18 min Lesson 5 of 28

Agents & Distributed Builds

The Jenkins controller (formerly "master") is the brain of your CI platform — it schedules jobs, manages state, and serves the UI. It should never execute build workloads. Every real build runs on an agent (formerly "slave"), a process that the controller connects to via the Remoting protocol over TCP or WebSocket, giving you safe isolation, horizontal scalability, and the ability to match build environments to job requirements.

Static Agents

A static agent is a persistent machine (VM, bare-metal server, or long-running container) registered in Jenkins under Manage Jenkins → Nodes. The controller SSHes into it (or the agent dials back with agent.jar) and keeps a permanent JNLP/TCP connection open.

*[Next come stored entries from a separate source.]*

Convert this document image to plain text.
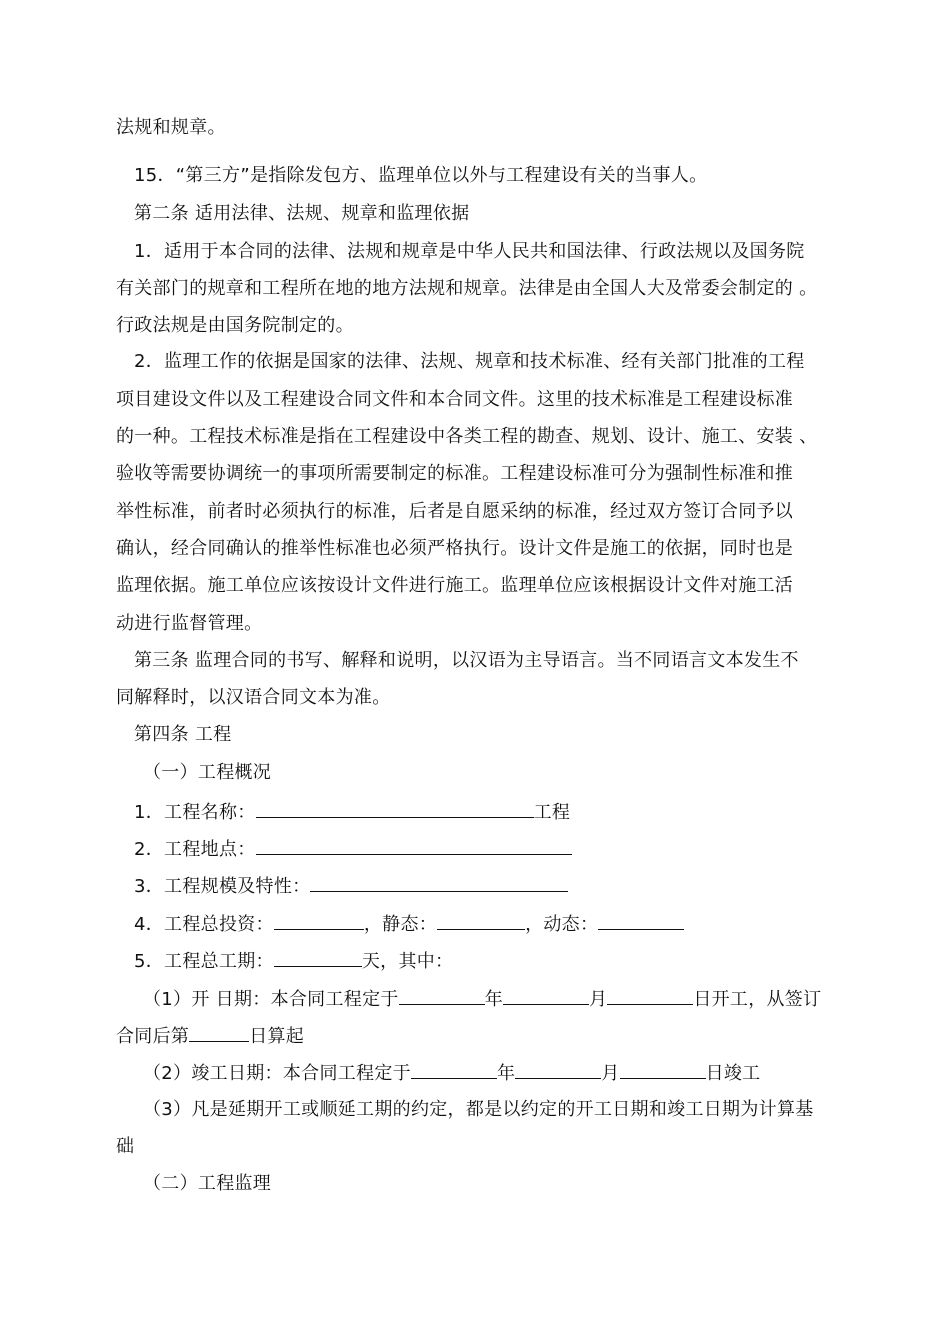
法规和规章。
15．“第三方”是指除发包方、监理单位以外与工程建设有关的当事人。
第二条 适用法律、法规、规章和监理依据
1．适用于本合同的法律、法规和规章是中华人民共和国法律、行政法规以及国务院
有关部门的规章和工程所在地的地方法规和规章。法律是由全国人大及常委会制定的 。
行政法规是由国务院制定的。
2．监理工作的依据是国家的法律、法规、规章和技术标准、经有关部门批准的工程
项目建设文件以及工程建设合同文件和本合同文件。这里的技术标准是工程建设标准
的一种。工程技术标准是指在工程建设中各类工程的勘查、规划、设计、施工、安装 、
验收等需要协调统一的事项所需要制定的标准。工程建设标准可分为强制性标准和推
举性标准，前者时必须执行的标准，后者是自愿采纳的标准，经过双方签订合同予以
确认，经合同确认的推举性标准也必须严格执行。设计文件是施工的依据，同时也是
监理依据。施工单位应该按设计文件进行施工。监理单位应该根据设计文件对施工活
动进行监督管理。
第三条 监理合同的书写、解释和说明，以汉语为主导语言。当不同语言文本发生不
同解释时，以汉语合同文本为准。
第四条 工程
（一）工程概况
1．工程名称：	工程
2．工程地点：
3．工程规模及特性：
4．工程总投资：	，静态：	，动态：
5．工程总工期：	天，其中：
（1）开 日期：本合同工程定于	年	月	日开工，从签订
合同后第	日算起
（2）竣工日期：本合同工程定于	年	月	日竣工
（3）凡是延期开工或顺延工期的约定，都是以约定的开工日期和竣工日期为计算基
础
（二）工程监理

Each static node is configured with:

  • Labels — space-separated tags (linux, docker, gpu-builder, windows). A pipeline's agent { label 'linux && docker' } expression selects matching nodes.
  • Executors — how many concurrent builds the node accepts (usually 1–2× CPU count).
  • Root directory — workspace root; use a fast local SSD, not NFS.
  • Availability — keep-online vs. on-demand (wake on job, disconnect after idle).
Static agents are simple but operationally expensive. You own patching, capacity planning, and cleanup. Reserve them for builds that genuinely need persistent state — e.g., a macOS node for iOS code-signing, or a Windows node for .NET Framework projects.

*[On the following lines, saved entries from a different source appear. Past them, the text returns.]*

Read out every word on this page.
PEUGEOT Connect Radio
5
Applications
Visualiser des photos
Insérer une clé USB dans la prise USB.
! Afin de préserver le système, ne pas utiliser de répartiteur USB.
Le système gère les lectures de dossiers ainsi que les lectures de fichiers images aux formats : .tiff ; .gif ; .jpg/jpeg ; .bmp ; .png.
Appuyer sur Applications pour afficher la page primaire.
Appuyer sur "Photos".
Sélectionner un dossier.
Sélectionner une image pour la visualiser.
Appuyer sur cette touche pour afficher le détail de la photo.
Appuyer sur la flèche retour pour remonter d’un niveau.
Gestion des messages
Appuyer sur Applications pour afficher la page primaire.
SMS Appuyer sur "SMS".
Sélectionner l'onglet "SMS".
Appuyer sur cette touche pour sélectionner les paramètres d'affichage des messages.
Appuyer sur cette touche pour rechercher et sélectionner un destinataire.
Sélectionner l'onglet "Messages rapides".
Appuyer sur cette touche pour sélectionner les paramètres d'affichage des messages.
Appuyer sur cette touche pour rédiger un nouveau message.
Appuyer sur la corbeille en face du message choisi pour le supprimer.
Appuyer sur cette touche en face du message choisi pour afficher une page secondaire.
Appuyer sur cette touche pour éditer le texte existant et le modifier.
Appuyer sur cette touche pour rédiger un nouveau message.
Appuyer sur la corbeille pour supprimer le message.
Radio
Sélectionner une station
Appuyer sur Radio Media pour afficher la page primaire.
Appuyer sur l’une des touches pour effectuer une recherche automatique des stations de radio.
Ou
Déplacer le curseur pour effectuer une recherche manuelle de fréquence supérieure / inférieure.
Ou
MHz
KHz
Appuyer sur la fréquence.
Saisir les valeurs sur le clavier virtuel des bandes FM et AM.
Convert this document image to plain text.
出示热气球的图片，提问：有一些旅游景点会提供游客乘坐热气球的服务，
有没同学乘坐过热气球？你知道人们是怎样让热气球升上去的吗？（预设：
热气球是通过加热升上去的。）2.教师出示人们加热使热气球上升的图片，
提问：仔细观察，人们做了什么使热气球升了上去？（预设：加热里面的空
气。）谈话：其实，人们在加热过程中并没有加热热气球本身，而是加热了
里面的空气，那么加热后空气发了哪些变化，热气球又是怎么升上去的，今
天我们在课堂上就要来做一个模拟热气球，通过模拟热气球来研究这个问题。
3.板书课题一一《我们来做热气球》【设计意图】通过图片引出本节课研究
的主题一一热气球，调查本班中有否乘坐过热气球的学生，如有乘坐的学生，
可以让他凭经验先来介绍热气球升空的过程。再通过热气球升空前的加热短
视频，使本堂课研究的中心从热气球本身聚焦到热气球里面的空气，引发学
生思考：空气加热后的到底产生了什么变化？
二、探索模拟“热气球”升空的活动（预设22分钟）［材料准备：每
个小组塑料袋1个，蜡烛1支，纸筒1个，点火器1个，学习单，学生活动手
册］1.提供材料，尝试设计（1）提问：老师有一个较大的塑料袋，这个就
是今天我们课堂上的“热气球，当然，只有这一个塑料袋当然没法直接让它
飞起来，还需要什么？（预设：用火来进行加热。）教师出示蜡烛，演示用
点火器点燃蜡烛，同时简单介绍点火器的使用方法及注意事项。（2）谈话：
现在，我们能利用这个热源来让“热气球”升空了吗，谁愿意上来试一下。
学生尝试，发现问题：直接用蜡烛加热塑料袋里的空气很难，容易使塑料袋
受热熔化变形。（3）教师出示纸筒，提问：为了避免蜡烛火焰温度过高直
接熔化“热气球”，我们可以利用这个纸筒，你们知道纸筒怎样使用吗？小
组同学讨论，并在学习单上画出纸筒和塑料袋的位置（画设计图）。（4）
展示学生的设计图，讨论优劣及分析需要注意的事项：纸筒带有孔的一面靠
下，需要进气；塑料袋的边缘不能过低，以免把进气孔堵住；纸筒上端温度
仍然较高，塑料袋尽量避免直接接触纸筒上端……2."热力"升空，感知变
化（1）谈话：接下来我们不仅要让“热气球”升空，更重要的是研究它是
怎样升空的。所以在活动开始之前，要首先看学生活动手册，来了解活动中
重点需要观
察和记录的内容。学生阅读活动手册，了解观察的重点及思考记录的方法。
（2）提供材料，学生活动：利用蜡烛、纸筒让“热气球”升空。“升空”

Launch via SSH (the recommended method): Jenkins opens an SSH connection to the agent host and runs java -jar agent.jar. Ensure the controller's SSH private key is stored in Jenkins Credentials and the agent host is reachable on port 22.

Dynamic Agents

Dynamic agents are provisioned on-demand and destroyed after the build completes. The two dominant back-ends are:

  • Kubernetes Plugin — spins up a Pod per build, runs the build inside a container, tears it down. This is the standard model for cloud-native Jenkins.
  • EC2 Plugin / Azure VM Agents / Google Compute Plugin — provisions a cloud VM, runs the build, terminates the instance. Useful when you need full OS-level isolation or heavyweight tools.
  • Docker Plugin — starts a container on a Docker daemon host per build. Simpler than Kubernetes but ties you to a single Docker host.

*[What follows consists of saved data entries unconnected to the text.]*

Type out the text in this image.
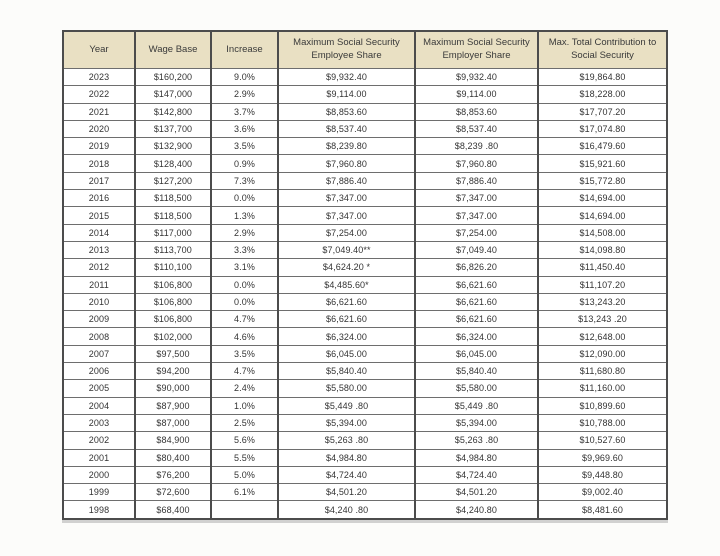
Year	Wage Base	Increase	Maximum Social Security Employee Share	Maximum Social Security Employer Share	Max. Total Contribution to Social Security
2023	$160,200	9.0%	$9,932.40	$9,932.40	$19,864.80
2022	$147,000	2.9%	$9,114.00	$9,114.00	$18,228.00
2021	$142,800	3.7%	$8,853.60	$8,853.60	$17,707.20
2020	$137,700	3.6%	$8,537.40	$8,537.40	$17,074.80
2019	$132,900	3.5%	$8,239.80	$8,239 .80	$16,479.60
2018	$128,400	0.9%	$7,960.80	$7,960.80	$15,921.60
2017	$127,200	7.3%	$7,886.40	$7,886.40	$15,772.80
2016	$118,500	0.0%	$7,347.00	$7,347.00	$14,694.00
2015	$118,500	1.3%	$7,347.00	$7,347.00	$14,694.00
2014	$117,000	2.9%	$7,254.00	$7,254.00	$14,508.00
2013	$113,700	3.3%	$7,049.40**	$7,049.40	$14,098.80
2012	$110,100	3.1%	$4,624.20 *	$6,826.20	$11,450.40
2011	$106,800	0.0%	$4,485.60*	$6,621.60	$11,107.20
2010	$106,800	0.0%	$6,621.60	$6,621.60	$13,243.20
2009	$106,800	4.7%	$6,621.60	$6,621.60	$13,243 .20
2008	$102,000	4.6%	$6,324.00	$6,324.00	$12,648.00
2007	$97,500	3.5%	$6,045.00	$6,045.00	$12,090.00
2006	$94,200	4.7%	$5,840.40	$5,840.40	$11,680.80
2005	$90,000	2.4%	$5,580.00	$5,580.00	$11,160.00
2004	$87,900	1.0%	$5,449 .80	$5,449 .80	$10,899.60
2003	$87,000	2.5%	$5,394.00	$5,394.00	$10,788.00
2002	$84,900	5.6%	$5,263 .80	$5,263 .80	$10,527.60
2001	$80,400	5.5%	$4,984.80	$4,984.80	$9,969.60
2000	$76,200	5.0%	$4,724.40	$4,724.40	$9,448.80
1999	$72,600	6.1%	$4,501.20	$4,501.20	$9,002.40
1998	$68,400		$4,240 .80	$4,240.80	$8,481.60
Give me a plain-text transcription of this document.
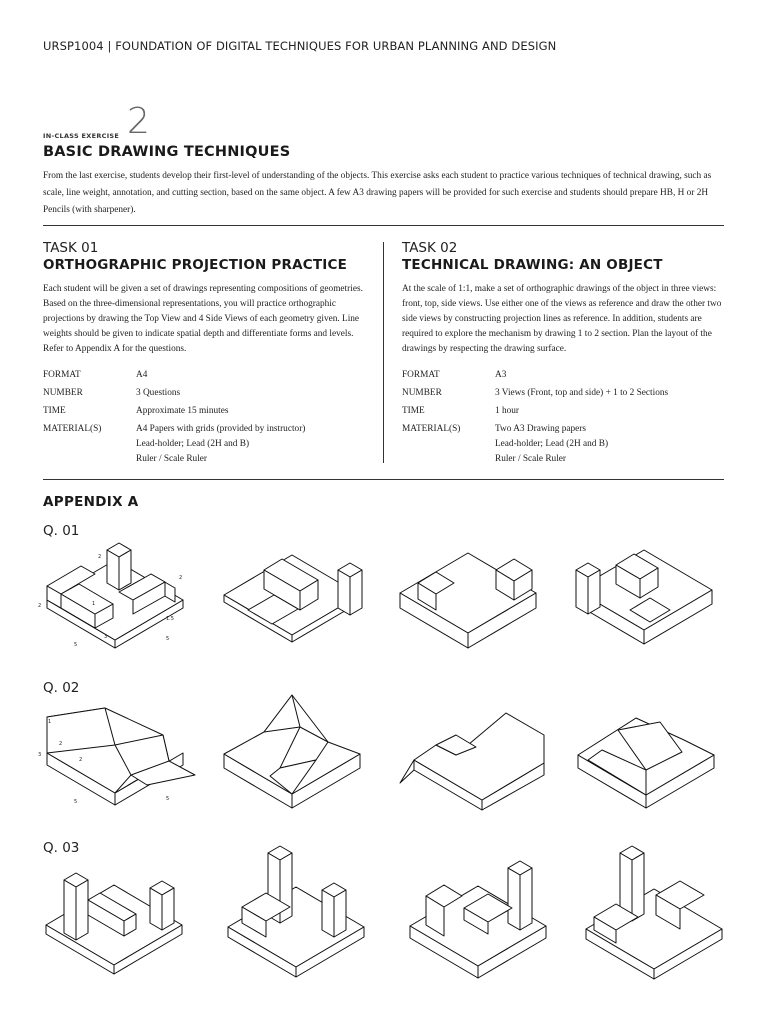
URSP1004 | FOUNDATION OF DIGITAL TECHNIQUES FOR URBAN PLANNING AND DESIGN
IN-CLASS EXERCISE 2
BASIC DRAWING TECHNIQUES
From the last exercise, students develop their first-level of understanding of the objects. This exercise asks each student to practice various techniques of technical drawing, such as scale, line weight, annotation, and cutting section, based on the same object. A few A3 drawing papers will be provided for such exercise and students should prepare HB, H or 2H Pencils (with sharpener).
TASK 01
ORTHOGRAPHIC PROJECTION PRACTICE
Each student will be given a set of drawings representing compositions of geometries. Based on the three-dimensional representations, you will practice orthographic projections by drawing the Top View and 4 Side Views of each geometry given. Line weights should be given to indicate spatial depth and differentiate forms and levels. Refer to Appendix A for the questions.
FORMAT	A4
NUMBER	3 Questions
TIME	Approximate 15 minutes
MATERIAL(S)	A4 Papers with grids (provided by instructor)
Lead-holder; Lead (2H and B)
Ruler / Scale Ruler
TASK 02
TECHNICAL DRAWING: AN OBJECT
At the scale of 1:1, make a set of orthographic drawings of the object in three views: front, top, side views. Use either one of the views as reference and draw the other two side views by constructing projection lines as reference. In addition, students are required to explore the mechanism by drawing 1 to 2 section. Plan the layout of the drawings by respecting the drawing surface.
FORMAT	A3
NUMBER	3 Views (Front, top and side) + 1 to 2 Sections
TIME	1 hour
MATERIAL(S)	Two A3 Drawing papers
Lead-holder; Lead (2H and B)
Ruler / Scale Ruler
APPENDIX A
Q. 01
Q. 02
Q. 03
2
2
2	1
1.5
3
5
5
1
2
3
2
5	5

Container Agents: The Kubernetes Plugin

At scale, nearly every large engineering org runs Jenkins agents as Kubernetes Pods. The Kubernetes plugin creates a PodTemplate — a Pod spec fragment — for each type of build environment. When a pipeline requests a matching label, the plugin calls the Kubernetes API, the Pod starts, the jnlp container dials back to the controller, and build steps execute inside the specified containers.

Jenkins Distributed Build Fleet: Controller, Static Agents, and Kubernetes Dynamic Agents Jenkins Controller Scheduler / State / UI Static Agents macOS Node label: macos ios-build Windows Node label: windows dotnet SSH / JNLP Kubernetes Cluster Build Pod jnlp maven:3.9 label: java-build Build Pod jnlp node:20 label: node-build New Pod — provisioned on demand, destroyed after build completes k8s API agent dial-back
Jenkins agent fleet: static nodes for platform-specific builds; Kubernetes Pods provisioned per build for all standard workloads.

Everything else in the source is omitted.